The 24-year-old has always dreamed of becoming a full-time grant application writer ever since she was a child. While parents actively discourage their children from pursuing grant writing, Breckett’s parents promptly hired a grant writing tutor for her at the tender age of six.
“Grant writing is something I excelled at in art school,” said Breckett. “Like any other university program, there were some required courses that I didn’t like such as photography or drawing, but I was the top student in the Art Donation, Awards and Fellowship Studio class.”
Like many art students, Breckett immediately got a job after graduating making $90,000 a year at an art studio creating ceramics and drawing portraits, but that wasn’t her real passion. She had to make an important decision in her life despite the potential financial sacrifices.
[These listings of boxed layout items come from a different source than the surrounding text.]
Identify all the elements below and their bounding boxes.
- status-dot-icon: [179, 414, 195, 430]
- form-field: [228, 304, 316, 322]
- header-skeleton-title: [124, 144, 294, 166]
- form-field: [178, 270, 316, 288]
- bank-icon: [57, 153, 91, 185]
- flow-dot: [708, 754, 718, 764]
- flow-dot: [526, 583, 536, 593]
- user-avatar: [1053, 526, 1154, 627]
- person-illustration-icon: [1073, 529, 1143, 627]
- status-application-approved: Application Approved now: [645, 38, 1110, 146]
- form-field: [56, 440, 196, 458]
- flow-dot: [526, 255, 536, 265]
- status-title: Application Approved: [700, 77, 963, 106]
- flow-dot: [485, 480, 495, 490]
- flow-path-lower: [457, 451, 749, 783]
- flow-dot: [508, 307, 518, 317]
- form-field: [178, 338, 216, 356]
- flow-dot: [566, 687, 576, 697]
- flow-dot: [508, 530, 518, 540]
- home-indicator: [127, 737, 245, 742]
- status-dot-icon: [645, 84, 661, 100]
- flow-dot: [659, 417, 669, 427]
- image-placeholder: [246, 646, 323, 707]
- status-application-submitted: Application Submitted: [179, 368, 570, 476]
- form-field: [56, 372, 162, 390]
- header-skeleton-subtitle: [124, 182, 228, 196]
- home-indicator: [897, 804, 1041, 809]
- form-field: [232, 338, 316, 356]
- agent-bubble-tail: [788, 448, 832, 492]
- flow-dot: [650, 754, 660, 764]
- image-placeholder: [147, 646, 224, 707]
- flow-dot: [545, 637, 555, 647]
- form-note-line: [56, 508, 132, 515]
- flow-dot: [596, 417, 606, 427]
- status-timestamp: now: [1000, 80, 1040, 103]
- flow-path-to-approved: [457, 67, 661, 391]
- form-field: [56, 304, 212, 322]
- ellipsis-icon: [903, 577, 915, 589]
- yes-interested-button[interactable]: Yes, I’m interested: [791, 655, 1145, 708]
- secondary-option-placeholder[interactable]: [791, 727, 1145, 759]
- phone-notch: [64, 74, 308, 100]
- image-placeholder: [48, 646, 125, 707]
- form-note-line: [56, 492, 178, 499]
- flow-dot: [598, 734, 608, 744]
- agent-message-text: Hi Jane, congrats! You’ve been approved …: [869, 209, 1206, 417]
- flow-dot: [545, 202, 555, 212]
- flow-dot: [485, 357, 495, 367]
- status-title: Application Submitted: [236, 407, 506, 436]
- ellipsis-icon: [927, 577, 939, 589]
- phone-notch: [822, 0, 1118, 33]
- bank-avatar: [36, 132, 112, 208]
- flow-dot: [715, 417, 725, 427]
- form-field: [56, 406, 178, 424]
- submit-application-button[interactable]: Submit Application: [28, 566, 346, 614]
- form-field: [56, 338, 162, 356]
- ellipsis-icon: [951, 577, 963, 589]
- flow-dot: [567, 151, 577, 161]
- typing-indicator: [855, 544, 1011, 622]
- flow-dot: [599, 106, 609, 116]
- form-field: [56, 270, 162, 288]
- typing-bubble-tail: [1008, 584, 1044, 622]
“Sometimes the work can be very frustrating. It’s really tough whenever my portraiture or ceramic-making gets in the way of reading guidelines and evaluating travel subsidy eligibility,” explained Breckett. “But I still recognize how blessed I am. I get to express myself, every day, through describing the administrative direction of our organization in no more than 750 words.”
Some of her finest pieces of work include a $500 grant from a local frame shop, 10 free buckets of paint from a Home Hardware, and being considered, but not selected, for a $2,500 Canada Council of the Arts assistance grant.
“That work is titled ‘False Hope #2’” Breckett added looking at a framed portrait of the rejection letter from the Arts Council that hangs on her cubicle wall.
The grant writer hopes to showcase all 628 rejection letters in an art exhibition later this year.